Useful? Hope so. And hey, you saw it here first: Ben Poole finally finds a valid use for the Evaluate statement!

Comments

  1. hi ben, I extensively use evaluate statements for manipulating lists in lotus script, it's pretty useful and simple Regards Pavanpavan#
  2. I have been using Evaluate a lot since I came across this DB in the LDD Sandbox

    I use Evaluate now for pretty much anything that exists in @formulas in my LotusScript. @Word, @ReplaceSubString, @IsMember and @DbLookup, etc. As I understand it, using Evaluate is much faster.

    I have run some tests doing lookups into a view (that contains basically every document in the DB) in a 1.4GB DB. I tested:

    1. "Traditional" LotusScript lookup. GetView, GetDocumentByKey(key), docV.ColumnValues(col)…
    2. "Evaluate" lookup.
    3. Search, which of course was the worst.

    Method 2 was (nearly - I imagine that what other tasks my PC was running would effect this) always faster. Plus, it is so much easier writing 1 or 2 lines for the Evaluate - I also find, as this site has already pointed out, that putting complicated strings together for your Evaluate, using squigly brackets {} SO much easier than quotes.

    I used the "StopWatch" classes, which I got from www.eview.com for timing, which I find quite useful for testing code which runs for too long.

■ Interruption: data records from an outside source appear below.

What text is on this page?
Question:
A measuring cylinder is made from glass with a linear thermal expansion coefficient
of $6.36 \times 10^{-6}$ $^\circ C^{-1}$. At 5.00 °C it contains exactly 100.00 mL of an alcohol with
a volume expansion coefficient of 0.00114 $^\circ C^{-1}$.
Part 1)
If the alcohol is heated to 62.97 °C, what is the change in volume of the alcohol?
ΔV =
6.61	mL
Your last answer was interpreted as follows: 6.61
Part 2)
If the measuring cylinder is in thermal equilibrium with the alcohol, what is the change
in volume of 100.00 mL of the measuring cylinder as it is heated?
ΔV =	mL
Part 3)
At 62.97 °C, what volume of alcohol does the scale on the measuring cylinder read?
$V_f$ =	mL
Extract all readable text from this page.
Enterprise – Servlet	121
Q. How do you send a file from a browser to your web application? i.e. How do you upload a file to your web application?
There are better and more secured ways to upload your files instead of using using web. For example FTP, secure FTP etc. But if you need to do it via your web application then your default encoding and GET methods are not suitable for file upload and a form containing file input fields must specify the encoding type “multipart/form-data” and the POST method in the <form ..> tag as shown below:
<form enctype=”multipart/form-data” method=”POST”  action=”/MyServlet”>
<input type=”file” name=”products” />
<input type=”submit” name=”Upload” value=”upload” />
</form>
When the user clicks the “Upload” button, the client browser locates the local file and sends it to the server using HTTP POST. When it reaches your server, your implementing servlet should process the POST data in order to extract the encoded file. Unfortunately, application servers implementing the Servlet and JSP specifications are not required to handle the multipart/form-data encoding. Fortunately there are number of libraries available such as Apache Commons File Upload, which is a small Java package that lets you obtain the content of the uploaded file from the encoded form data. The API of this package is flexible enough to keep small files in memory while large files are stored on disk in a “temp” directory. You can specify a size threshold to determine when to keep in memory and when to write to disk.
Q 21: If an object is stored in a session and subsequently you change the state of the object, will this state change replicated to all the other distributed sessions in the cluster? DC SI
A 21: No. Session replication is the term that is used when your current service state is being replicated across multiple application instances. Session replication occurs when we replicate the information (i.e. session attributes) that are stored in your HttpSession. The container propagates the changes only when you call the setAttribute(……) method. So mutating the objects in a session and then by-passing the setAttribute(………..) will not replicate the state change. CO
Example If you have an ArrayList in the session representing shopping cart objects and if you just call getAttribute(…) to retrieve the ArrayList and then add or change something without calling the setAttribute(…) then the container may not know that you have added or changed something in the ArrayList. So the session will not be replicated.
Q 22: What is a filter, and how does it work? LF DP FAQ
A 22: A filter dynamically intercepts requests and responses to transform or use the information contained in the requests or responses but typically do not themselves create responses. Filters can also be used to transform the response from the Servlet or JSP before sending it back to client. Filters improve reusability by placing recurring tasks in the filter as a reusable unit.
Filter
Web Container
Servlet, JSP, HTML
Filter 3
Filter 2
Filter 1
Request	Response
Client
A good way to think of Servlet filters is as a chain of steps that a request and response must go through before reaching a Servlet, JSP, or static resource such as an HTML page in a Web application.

    Great Site by the way.

    Nick#
  3. Thanks for your response. Agreed, the stopwatch classes are very useful, I've used them in the past (more in R4). I would like to do some testing with ND6, given the wholesale re-write of the @formula engine… I reckon formulae / Evaluate are going to be even faster then…

    However, getting documents via a view vs. NotesDatabase.Search is a trickier beast. I've had varying results with this one. I think the best choice comes down to a number of variables:

    • Number of docs in database
    • Number of views
    • View indexing
    • Size of view index you're performing a GetDocument call on
    • Number of docs being scanned / read / updated / whatever as a proportion of the overall database document count.

    Whatever the results, one thing we should never do is GetNthDocument, eh! Cheers for your comments.